Who was it that penned the line “I think that I shall never see a poem as lovely as a tree?” Oh, yes! Joyce Kilmer. Well, I have no love for poetry, so I am sure that trees are more lovely, certainly more useful, than any poem.

But that is just the way I am – practical and literal. Just as my father was and just as my son is. Which brings up another kind of tree, the family tree. Who was it who originally thought that a tree was a useful metaphor for a genealogical chart. It may work for the kind of person who has a host of information about their grands and great grands. I am not that kind of person. If I were to chart the ancestors whose names I know, my family tree would appear to be seriously blighted by the missing limbs. And, often, what information we had, like my paternal grandfather’s name, was later proven to be wrong.

On my mother’s side the metaphor is all wrong. Some years ago, a researcher took my mother’s first ancestor to arrive in the New World in the 1640s and charted his children and his children’s children down three centuries to my maternal grandfather, who died before I was born. This chart is not a tree, it’s more like a bunch of flowers, gathered and hung upside down to dry, dead but preserved to provide insight to succeeding generations.

Then, were I to do my family tree, I would want to add my kids. What are they? Roots? Bad apples falling from the tree? I must redraw the tree starting from their generation. Now, all my limbs have to bend to the left to make room for my wife’s tree on the right. At least, the blight in my family tree will be less noticeable. 
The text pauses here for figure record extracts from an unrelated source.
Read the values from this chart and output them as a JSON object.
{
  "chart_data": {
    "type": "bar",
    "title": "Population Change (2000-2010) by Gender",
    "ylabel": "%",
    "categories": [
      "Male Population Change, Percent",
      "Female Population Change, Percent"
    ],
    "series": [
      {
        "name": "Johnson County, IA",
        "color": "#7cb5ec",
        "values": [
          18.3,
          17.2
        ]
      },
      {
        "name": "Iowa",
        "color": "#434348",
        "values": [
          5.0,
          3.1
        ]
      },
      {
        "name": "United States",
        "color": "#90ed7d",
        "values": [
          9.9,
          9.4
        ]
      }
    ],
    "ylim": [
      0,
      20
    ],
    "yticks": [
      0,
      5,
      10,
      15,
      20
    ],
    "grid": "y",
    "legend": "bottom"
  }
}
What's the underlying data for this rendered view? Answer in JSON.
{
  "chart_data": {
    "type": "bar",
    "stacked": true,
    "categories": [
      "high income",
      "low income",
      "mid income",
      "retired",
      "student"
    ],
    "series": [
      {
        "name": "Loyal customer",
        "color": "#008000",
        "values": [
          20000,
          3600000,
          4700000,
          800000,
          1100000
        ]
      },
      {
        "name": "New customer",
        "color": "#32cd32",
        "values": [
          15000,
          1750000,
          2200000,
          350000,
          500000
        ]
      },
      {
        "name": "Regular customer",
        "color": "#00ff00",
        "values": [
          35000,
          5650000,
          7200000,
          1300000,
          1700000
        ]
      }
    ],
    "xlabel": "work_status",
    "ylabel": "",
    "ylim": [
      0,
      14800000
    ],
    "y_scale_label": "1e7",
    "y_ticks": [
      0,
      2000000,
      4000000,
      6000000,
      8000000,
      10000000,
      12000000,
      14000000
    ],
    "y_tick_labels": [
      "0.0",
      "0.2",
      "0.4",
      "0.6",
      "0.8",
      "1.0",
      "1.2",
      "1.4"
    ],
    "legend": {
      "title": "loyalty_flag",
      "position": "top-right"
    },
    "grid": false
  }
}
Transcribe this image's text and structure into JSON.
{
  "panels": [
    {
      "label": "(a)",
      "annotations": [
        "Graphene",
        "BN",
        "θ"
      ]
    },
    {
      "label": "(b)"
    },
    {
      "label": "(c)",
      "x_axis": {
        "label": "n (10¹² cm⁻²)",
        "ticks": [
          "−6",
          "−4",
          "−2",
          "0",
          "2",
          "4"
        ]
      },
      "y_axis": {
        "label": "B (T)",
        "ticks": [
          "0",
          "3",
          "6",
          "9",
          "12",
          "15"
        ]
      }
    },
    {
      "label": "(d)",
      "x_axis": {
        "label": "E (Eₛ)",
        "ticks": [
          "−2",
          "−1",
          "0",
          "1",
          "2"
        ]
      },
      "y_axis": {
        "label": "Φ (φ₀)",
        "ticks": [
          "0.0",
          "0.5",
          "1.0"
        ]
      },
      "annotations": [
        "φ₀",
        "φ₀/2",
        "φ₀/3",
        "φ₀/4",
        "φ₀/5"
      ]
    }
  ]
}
I say I am the black sheep son of the black sheep son of a black sheep son. That is why there is so little information available to populate my family tree. Records abound for notable people; ignoble people live and die unrecorded.

If a tree doesn’t work to tell my family’s story, then what? What better way to show the genealogical connection than by genes. I don’t have the DNA tests to prove it, but there are some things I do know. I know for certain that I am my father’s son and, so too, my son is his father’s son.